The review was undertaken by three independent reviewers. They brought complementary skills and experience to the review, and a deep knowledge of digital communication.
The reviewers saw some inspiring examples of digital content, tools, assets and engagement. They met with some senior leaders who were passionate about helping the civil service keep up with the way technology is used outside of government. Pockets of good practice notwithstanding, the headline finding is that digital communication in government is developing well in specialist teams but less so in the mainstream. The consequence is that it is being outpaced by the best of the commercial and NGO worlds. Too much is ‘broadcast’ – i.e. one-way – and does not seek to engage. And, crucially, it is still treated by many in departmental leadership positions as an area where the risks outweigh the benefits. In some departments the case for getting more from digital communication and engagement has not been made sufficiently well.
The reviewers found a mix of frustration with, and admiration for, the award-winning, GOV.UK platform, and with GDS, the organisation which runs it. Some of the frustrations revolve around the perception of a mismatch between departments’ expectations regarding campaigning needs and GDS’ role and resources. GDS and Directors of Communication need to work much more closely and collaboratively.
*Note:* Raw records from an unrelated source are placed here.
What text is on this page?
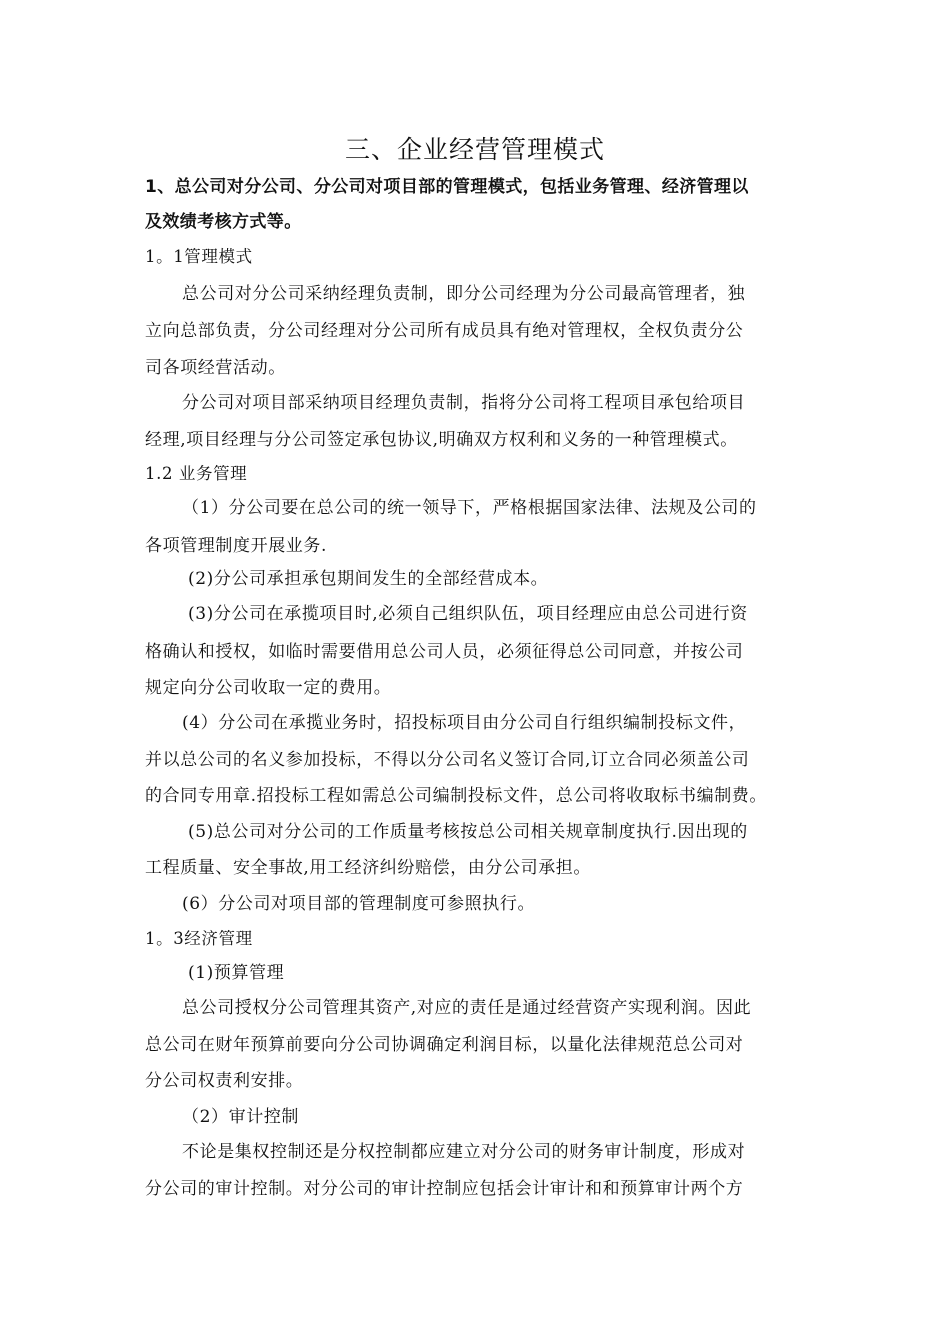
三、企业经营管理模式
1、总公司对分公司、分公司对项目部的管理模式，包括业务管理、经济管理以
及效绩考核方式等。
1。1管理模式
总公司对分公司采纳经理负责制，即分公司经理为分公司最高管理者，独
立向总部负责，分公司经理对分公司所有成员具有绝对管理权，全权负责分公
司各项经营活动。
分公司对项目部采纳项目经理负责制，指将分公司将工程项目承包给项目
经理,项目经理与分公司签定承包协议,明确双方权利和义务的一种管理模式。
1.2 业务管理
（1）分公司要在总公司的统一领导下，严格根据国家法律、法规及公司的
各项管理制度开展业务.
(2)分公司承担承包期间发生的全部经营成本。
(3)分公司在承揽项目时,必须自己组织队伍，项目经理应由总公司进行资
格确认和授权，如临时需要借用总公司人员，必须征得总公司同意，并按公司
规定向分公司收取一定的费用。
(4）分公司在承揽业务时，招投标项目由分公司自行组织编制投标文件，
并以总公司的名义参加投标，不得以分公司名义签订合同,订立合同必须盖公司
的合同专用章.招投标工程如需总公司编制投标文件，总公司将收取标书编制费。
(5)总公司对分公司的工作质量考核按总公司相关规章制度执行.因出现的
工程质量、安全事故,用工经济纠纷赔偿，由分公司承担。
(6）分公司对项目部的管理制度可参照执行。
1。3经济管理
(1)预算管理
总公司授权分公司管理其资产,对应的责任是通过经营资产实现利润。因此
总公司在财年预算前要向分公司协调确定利润目标，以量化法律规范总公司对
分公司权责利安排。
（2）审计控制
不论是集权控制还是分权控制都应建立对分公司的财务审计制度，形成对
分公司的审计控制。对分公司的审计控制应包括会计审计和和预算审计两个方
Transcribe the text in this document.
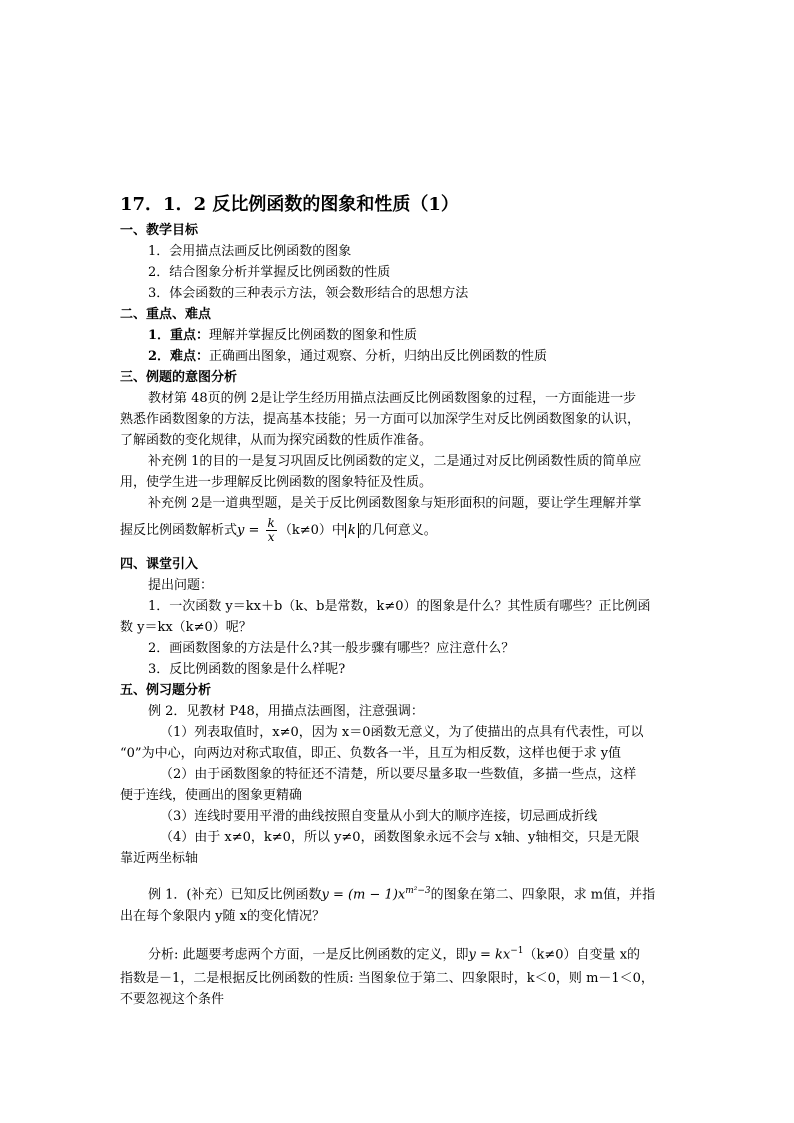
17．1．2 反比例函数的图象和性质（1）
一、教学目标
1．会用描点法画反比例函数的图象
2．结合图象分析并掌握反比例函数的性质
3．体会函数的三种表示方法，领会数形结合的思想方法
二、重点、难点
1．重点：理解并掌握反比例函数的图象和性质
2．难点：正确画出图象，通过观察、分析，归纳出反比例函数的性质
三、例题的意图分析
教材第 48页的例 2是让学生经历用描点法画反比例函数图象的过程，一方面能进一步
熟悉作函数图象的方法，提高基本技能；另一方面可以加深学生对反比例函数图象的认识，
了解函数的变化规律，从而为探究函数的性质作准备。
补充例 1的目的一是复习巩固反比例函数的定义，二是通过对反比例函数性质的简单应
用，使学生进一步理解反比例函数的图象特征及性质。
补充例 2是一道典型题，是关于反比例函数图象与矩形面积的问题，要让学生理解并掌
握反比例函数解析式$y = \frac{k}{x} (k\ne 0)$中 k 的几何意义。
四、课堂引入
提出问题：
1．一次函数 y＝kx＋b（k、b是常数，k≠0）的图象是什么？其性质有哪些？正比例函
数 y＝kx（k≠0）呢？
2．画函数图象的方法是什么?其一般步骤有哪些？应注意什么？
3．反比例函数的图象是什么样呢?
五、例习题分析
例 2．见教材 P48，用描点法画图，注意强调：
（1）列表取值时，x≠0，因为 x＝0函数无意义，为了使描出的点具有代表性，可以
“0”为中心，向两边对称式取值，即正、负数各一半，且互为相反数，这样也便于求 y值
（2）由于函数图象的特征还不清楚，所以要尽量多取一些数值，多描一些点，这样
便于连线，使画出的图象更精确
（3）连线时要用平滑的曲线按照自变量从小到大的顺序连接，切忌画成折线
（4）由于 x≠0，k≠0，所以 y≠0，函数图象永远不会与 x轴、y轴相交，只是无限
靠近两坐标轴
例 1．(补充）已知反比例函数$y = (m - 1)x^{m^2-3}$的图象在第二、四象限，求 m值，并指
出在每个象限内 y随 x的变化情况？
分析: 此题要考虑两个方面，一是反比例函数的定义，即$y = kx^{-1}(k\ne 0)$自变量 x的
指数是－1，二是根据反比例函数的性质: 当图象位于第二、四象限时，k＜0，则 m－1＜0，
不要忽视这个条件
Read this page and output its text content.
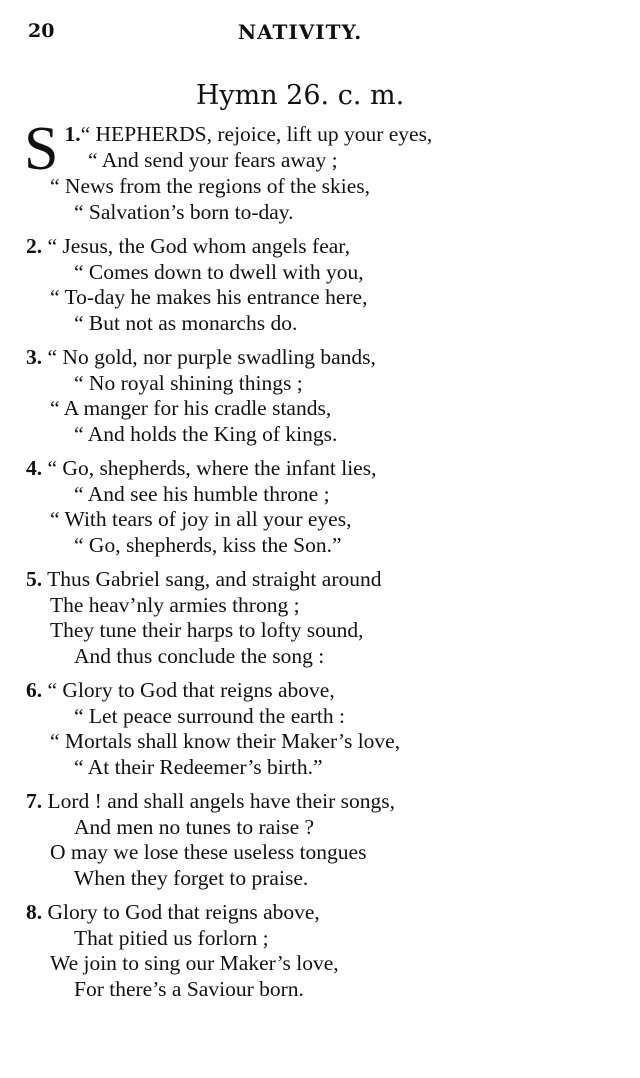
20	NATIVITY.
Hymn 26. c. m.
1.“
S HEPHERDS, rejoice, lift up your eyes,
“ And send your fears away ;
“ News from the regions of the skies,
“ Salvation’s born to-day.
2. “ Jesus, the God whom angels fear,
“ Comes down to dwell with you,
“ To-day he makes his entrance here,
“ But not as monarchs do.
3. “ No gold, nor purple swadling bands,
“ No royal shining things ;
“ A manger for his cradle stands,
“ And holds the King of kings.
4. “ Go, shepherds, where the infant lies,
“ And see his humble throne ;
“ With tears of joy in all your eyes,
“ Go, shepherds, kiss the Son.”
5. Thus Gabriel sang, and straight around
The heav’nly armies throng ;
They tune their harps to lofty sound,
And thus conclude the song :
6. “ Glory to God that reigns above,
“ Let peace surround the earth :
“ Mortals shall know their Maker’s love,
“ At their Redeemer’s birth.”
7. Lord ! and shall angels have their songs,
And men no tunes to raise ?
O may we lose these useless tongues
When they forget to praise.
8. Glory to God that reigns above,
That pitied us forlorn ;
We join to sing our Maker’s love,
For there’s a Saviour born.
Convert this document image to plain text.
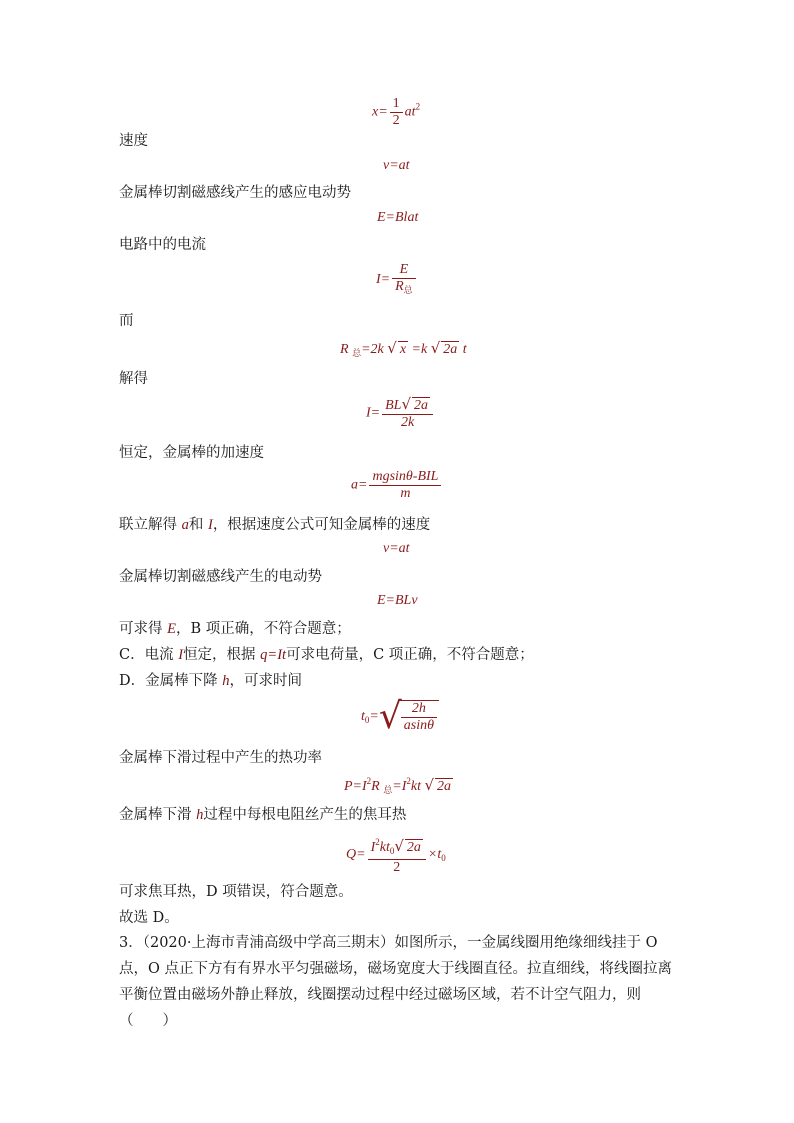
$x= \frac{1}{2} at^2$
速度
v=at
金属棒切割磁感线产生的感应电动势
E=Blat
电路中的电流
$I= \frac{E}{R_总}$
而
R $_总$=2k √ x =k √ 2a t
解得
$I= \frac{BL√ 2a}{2k}$
恒定，金属棒的加速度
$a= \frac{\text{mgsinθ-BIL}}{m}$
联立解得 a和 I，根据速度公式可知金属棒的速度
v=at
金属棒切割磁感线产生的电动势
E=BLv
可求得 E，B 项正确，不符合题意；
C．电流 I恒定，根据 q=It可求电荷量，C 项正确，不符合题意；
D．金属棒下降 h，可求时间
$t_0=√ \frac{2h}{asin\theta}$
金属棒下滑过程中产生的热功率
$P=I^2R$ $_总=I^2kt$ √ 2a
金属棒下滑 h过程中每根电阻丝产生的焦耳热
$Q= \frac{I^2kt_0√ 2a}{2} \times t_0$
可求焦耳热，D 项错误，符合题意。
故选 D。
3．（2020·上海市青浦高级中学高三期末）如图所示，一金属线圈用绝缘细线挂于 O 点，O 点正下方有有界水平匀强磁场，磁场宽度大于线圈直径。拉直细线，将线圈拉离平衡位置由磁场外静止释放，线圈摆动过程中经过磁场区域，若不计空气阻力，则（　　）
There was also widespread condemnation of current government IT, both on the desk top but also importantly for mobile. Some of this is due to economic constraints, much is also due to access constraints of questionable necessity.
The reviewers found evaluation to be patchy and inconsistent. In many cases this is because clear-headed planning, objective-setting and targeting is lacking.
Improving objective-setting and evaluation, making digital communication mainstream and closer collaboration with GDS, would all bring significant benefits. The reviewers’ recommendations are founded on a simple set of principles and a ‘manifesto’, to bring about a pace of change at scale.
The biggest barriers to this are to do with IT, skills and with attitudes to risk. The reviewers believe that these are largely perception-based and can be tackled pragmatically and effectively.